Concorso docenti, pubblicate le graduatorie B012 per cinque regioni: 99 posti tra Abruzzo, Lazio, Sardegna, Toscana e Umbria
Il DDG 2939/2025 definisce gli elenchi degli idonei per la classe di concorso Laboratori di scienze e tecnologie chimiche e microbiologiche. Domande entro il 9 luglio 2026
Indice
- Un nuovo tassello nel reclutamento dei docenti
- Dettagli del bando e numeri della procedura
- La classe di concorso B012 e il suo ruolo nella scuola tecnica
- Requisiti richiesti ai candidati
- Come candidarsi e tempistiche
- Il quadro nazionale del reclutamento PNRR
- Domande frequenti
Un nuovo tassello nel reclutamento dei docenti
Prosegue senza soste il percorso di stabilizzazione del personale docente avviato dal Ministero dell'Istruzione e del Merito nell'ambito degli obiettivi fissati dal Piano Nazionale di Ripresa e Resilienza. Con la pubblicazione delle graduatorie relative alla classe di concorso B012 per cinque regioni italiane, l'Ufficio Scolastico Regionale per il Lazio – capofila della procedura interregionale – compie un passaggio decisivo nel completamento dell'iter concorsuale avviato con il D.D.G. del 9 ottobre 2025, n. 2939.
La pubblicazione, datata 9 giugno 2026, riguarda gli elenchi degli aspiranti docenti che hanno superato le prove del concorso bandito nell'autunno precedente. Stando a quanto emerge dal provvedimento, le graduatorie interesseranno cinque territori: Abruzzo, Lazio, Sardegna, Toscana e Umbria.
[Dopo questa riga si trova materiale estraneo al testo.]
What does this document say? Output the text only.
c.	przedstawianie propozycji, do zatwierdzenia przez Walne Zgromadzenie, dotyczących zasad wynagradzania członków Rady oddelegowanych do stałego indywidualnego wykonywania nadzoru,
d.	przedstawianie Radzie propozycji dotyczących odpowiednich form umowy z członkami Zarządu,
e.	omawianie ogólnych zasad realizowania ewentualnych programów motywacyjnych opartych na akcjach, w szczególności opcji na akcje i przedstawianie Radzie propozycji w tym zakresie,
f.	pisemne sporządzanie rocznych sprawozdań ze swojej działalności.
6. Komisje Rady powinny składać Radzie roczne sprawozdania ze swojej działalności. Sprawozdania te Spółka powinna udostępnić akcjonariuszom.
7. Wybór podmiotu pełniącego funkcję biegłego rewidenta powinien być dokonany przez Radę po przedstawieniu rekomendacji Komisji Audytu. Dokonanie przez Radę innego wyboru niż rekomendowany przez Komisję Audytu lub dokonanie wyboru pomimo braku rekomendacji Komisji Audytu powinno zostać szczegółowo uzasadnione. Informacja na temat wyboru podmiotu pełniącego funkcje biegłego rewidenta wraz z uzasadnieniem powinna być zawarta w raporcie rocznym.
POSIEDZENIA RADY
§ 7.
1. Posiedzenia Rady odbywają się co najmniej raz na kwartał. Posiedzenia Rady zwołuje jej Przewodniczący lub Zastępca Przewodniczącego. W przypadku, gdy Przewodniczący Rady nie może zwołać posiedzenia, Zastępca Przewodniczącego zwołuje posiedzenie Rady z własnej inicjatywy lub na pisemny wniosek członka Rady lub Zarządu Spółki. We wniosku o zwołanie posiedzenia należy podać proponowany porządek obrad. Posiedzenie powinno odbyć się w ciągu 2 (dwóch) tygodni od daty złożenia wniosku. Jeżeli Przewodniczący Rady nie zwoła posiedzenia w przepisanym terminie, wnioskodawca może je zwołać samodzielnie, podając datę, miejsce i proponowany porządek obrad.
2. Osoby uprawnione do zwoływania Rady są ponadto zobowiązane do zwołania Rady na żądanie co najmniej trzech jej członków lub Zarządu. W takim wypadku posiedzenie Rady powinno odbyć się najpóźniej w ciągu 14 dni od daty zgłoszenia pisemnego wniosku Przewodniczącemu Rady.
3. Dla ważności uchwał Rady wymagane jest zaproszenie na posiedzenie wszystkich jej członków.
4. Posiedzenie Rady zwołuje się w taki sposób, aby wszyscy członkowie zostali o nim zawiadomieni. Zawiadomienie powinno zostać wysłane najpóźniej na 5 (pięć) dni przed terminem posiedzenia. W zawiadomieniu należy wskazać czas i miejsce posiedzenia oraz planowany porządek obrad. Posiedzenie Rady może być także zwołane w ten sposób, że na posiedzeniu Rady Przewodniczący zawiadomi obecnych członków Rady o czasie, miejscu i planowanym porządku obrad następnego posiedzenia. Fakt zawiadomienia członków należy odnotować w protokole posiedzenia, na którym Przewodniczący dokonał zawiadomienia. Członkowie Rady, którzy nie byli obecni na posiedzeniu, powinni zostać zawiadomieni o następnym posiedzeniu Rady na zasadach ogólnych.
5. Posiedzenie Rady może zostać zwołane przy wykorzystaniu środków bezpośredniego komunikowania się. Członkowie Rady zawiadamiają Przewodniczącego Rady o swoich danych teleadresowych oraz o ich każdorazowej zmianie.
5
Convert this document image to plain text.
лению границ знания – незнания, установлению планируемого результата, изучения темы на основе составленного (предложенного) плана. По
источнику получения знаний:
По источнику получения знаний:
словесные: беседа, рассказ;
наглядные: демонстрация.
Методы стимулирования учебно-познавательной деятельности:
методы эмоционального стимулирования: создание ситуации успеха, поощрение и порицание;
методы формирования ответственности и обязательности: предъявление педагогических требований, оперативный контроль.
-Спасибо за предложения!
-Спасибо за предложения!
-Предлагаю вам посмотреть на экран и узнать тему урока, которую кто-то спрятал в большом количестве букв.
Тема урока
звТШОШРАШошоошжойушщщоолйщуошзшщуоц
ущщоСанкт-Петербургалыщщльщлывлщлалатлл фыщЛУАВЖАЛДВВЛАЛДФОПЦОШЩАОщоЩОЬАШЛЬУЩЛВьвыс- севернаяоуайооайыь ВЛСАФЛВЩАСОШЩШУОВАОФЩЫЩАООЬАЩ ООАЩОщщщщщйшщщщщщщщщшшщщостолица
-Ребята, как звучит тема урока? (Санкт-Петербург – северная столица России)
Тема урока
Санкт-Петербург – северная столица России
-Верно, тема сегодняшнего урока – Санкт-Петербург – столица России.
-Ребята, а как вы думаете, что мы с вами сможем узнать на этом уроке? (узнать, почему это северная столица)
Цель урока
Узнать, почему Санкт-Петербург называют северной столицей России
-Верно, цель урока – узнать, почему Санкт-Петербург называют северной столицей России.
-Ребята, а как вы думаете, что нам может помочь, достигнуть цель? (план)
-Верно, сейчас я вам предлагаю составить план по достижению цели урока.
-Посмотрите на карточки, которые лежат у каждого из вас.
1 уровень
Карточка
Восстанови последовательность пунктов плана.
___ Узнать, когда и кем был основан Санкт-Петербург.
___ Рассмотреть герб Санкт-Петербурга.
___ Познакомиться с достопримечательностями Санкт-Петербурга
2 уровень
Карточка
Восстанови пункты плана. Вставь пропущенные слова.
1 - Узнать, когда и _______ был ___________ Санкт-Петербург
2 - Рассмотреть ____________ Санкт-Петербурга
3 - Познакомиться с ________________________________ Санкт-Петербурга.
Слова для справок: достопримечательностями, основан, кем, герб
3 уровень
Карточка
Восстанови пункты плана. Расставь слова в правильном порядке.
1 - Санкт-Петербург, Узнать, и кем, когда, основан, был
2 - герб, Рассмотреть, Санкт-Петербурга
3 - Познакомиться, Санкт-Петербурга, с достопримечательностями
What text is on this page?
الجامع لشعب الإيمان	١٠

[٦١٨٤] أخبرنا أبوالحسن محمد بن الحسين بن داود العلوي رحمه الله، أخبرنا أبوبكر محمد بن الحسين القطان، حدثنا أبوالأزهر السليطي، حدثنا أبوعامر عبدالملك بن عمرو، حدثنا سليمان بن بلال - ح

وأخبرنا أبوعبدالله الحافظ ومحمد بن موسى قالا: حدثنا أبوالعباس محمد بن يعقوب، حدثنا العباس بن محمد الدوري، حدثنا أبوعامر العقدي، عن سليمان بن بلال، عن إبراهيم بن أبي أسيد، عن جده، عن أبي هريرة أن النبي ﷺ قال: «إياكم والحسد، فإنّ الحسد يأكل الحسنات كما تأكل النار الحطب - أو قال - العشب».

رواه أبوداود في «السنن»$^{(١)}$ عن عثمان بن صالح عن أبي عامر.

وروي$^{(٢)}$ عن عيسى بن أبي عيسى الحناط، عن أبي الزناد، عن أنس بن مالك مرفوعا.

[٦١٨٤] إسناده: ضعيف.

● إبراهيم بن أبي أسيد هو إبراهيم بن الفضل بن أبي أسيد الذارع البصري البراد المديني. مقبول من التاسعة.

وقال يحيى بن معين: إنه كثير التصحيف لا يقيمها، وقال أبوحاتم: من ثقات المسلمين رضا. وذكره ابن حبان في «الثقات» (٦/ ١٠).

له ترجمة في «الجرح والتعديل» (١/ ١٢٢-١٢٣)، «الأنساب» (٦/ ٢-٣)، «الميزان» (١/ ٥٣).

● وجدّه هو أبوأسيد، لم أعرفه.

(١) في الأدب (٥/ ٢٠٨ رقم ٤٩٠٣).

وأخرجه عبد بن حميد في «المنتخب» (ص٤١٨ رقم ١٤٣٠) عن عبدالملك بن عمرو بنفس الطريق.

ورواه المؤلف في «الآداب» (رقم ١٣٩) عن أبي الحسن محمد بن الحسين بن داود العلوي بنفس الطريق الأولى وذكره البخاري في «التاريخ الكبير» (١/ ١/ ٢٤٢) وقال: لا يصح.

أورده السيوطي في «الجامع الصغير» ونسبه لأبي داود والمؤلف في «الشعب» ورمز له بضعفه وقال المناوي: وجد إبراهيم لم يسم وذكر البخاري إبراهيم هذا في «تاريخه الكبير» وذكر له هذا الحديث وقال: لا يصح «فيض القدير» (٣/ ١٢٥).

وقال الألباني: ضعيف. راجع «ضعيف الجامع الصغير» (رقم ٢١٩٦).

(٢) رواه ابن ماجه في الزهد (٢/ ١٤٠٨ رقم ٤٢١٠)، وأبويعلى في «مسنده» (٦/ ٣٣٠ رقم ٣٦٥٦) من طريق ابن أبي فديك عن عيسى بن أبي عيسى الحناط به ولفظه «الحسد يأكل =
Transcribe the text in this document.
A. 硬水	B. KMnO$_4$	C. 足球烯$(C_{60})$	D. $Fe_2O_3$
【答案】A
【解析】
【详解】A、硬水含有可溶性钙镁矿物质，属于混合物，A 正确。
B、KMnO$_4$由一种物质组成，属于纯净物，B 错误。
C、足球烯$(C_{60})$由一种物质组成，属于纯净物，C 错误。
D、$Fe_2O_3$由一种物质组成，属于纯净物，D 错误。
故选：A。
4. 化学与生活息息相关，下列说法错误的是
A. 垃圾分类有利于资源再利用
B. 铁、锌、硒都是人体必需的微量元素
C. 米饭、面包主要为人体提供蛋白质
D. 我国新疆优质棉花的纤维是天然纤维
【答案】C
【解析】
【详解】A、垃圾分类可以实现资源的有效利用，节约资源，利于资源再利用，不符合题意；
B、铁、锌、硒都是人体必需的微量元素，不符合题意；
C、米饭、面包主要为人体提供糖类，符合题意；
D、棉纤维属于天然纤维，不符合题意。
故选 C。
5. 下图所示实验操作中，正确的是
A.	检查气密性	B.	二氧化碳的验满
Dettagli del bando e numeri della procedura
Il bando, identificato dal codice AOODRLA_705, mette complessivamente a disposizione 99 posti distribuiti tra le cinque regioni coinvolte nella procedura accorpata. Si tratta di un concorso per titoli ed esami finalizzato all'accesso ai ruoli del personale docente della scuola secondaria, sia su posto comune sia su posto di sostegno.
Gli elementi principali della procedura possono essere così sintetizzati:
- Ente banditore: Ministero dell'Istruzione – Ufficio Scolastico Regionale per il Lazio
- Riferimento normativo: D.D.G. n. 2939 del 9 ottobre 2025
- Classe di concorso: B012
- Tipologia: concorso per titoli ed esami
- Posti complessivi: 99
- Regioni coinvolte: Abruzzo, Lazio, Sardegna, Toscana, Umbria
- Data pubblicazione graduatorie: 9 giugno 2026
- Scadenza adempimenti: 9 luglio 2026
La scelta di accorpare cinque regioni sotto la regia dell'USR Lazio risponde a una logica di razionalizzazione delle procedure, ormai consolidata negli ultimi cicli concorsuali. Una soluzione che, pur con qualche criticità segnalata dai sindacati di categoria, consente di ottimizzare tempi e risorse amministrative.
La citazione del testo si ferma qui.